Chale Silva

Personal information
- Full name: Carlos Alberto Silva Loaiza
- Date of birth: 10 July 1919
- Place of birth: San José, Costa Rica
- Date of death: 23 July 2009 (aged 90)
- Place of death: Costa Rica
- Position: Defender

Senior career*
- Years: Team / Apps / (Gls)
- 1936–1943: Orión
- 1944: La Libertad
- 1944–1947: Moctezuma de Orizaba
- 1948: La Libertad
- 1948–1950: Universidad de Bogotá / 47 / (0)
- 1951: Once Deportivo / 31 / (0)
- 1952: Deportivo Manizales / 21 / (0)
- 1953–1954: Deportivo Sula
- 1958: Uruguay de Coronado

International career
- 1941–1947: Costa Rica / 7

= Chale Silva =

Costa Rican footballer (1919–2009)

Carlos Alberto Silva Loaiza(10 July 1919 – 23 July 2009), commonly known as Chale Silva, was a Costa Rican professional footballer who played in the Colombian Professional Football League and Mexican Primera División.

==Club career==
Born in San José to Lizandro Silva LeRois and Zeneida Loaiza Infante, Silva played as a defender. He began his career with Segunda Division side Orión F.C., helping the club win promotion to the Costa Rican Primera División.
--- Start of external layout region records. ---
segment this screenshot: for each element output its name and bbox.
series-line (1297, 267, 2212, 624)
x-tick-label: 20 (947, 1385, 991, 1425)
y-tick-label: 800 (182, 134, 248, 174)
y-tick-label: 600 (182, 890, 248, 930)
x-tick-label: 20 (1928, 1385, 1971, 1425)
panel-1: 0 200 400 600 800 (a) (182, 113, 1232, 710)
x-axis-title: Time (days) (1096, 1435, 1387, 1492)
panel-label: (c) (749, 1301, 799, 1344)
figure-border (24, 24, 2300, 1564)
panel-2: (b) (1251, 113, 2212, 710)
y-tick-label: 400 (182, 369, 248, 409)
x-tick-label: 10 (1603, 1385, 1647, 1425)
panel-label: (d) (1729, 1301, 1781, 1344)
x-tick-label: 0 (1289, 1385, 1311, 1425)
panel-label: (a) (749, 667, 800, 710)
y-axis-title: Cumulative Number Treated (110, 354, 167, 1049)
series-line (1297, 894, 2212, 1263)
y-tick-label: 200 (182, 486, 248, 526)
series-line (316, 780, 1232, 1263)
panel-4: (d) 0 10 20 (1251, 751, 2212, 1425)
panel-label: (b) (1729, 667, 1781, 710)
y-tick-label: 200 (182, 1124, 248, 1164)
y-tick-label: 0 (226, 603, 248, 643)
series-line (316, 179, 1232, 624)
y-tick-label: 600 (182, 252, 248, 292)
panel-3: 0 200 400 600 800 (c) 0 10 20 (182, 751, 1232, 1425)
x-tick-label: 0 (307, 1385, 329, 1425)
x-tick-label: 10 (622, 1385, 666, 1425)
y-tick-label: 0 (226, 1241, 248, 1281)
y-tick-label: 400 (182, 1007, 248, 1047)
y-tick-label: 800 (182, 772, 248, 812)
He made his Primera debut with Orión on 7 August 1936, and captained the club to a title-winning, undefeated season in 1943. He joined rivals C.S. La Libertad the following season.

Silva began playing professional football with Mexican Primera División side Moctezuma de Orizaba in 1944. After three seasons in Mexico, he played professionally in Colombia where he signed with Universidad de Bogotá in 1948. He also played for Colombian sides Once Deportivo and Deportivo Manizales.

He finished his 27-year playing career with Deportivo Sula in Honduras and C.S. Uruguay de Coronado in his home country.

==International career==
Silva made several appearances for the Costa Rica national team, helping the side win the 1941 CCCF Championship unbeaten in six matches.

==Personal life==
Silva was married to Aracely Arguedas and had four children. He died aged 90 in July 2009.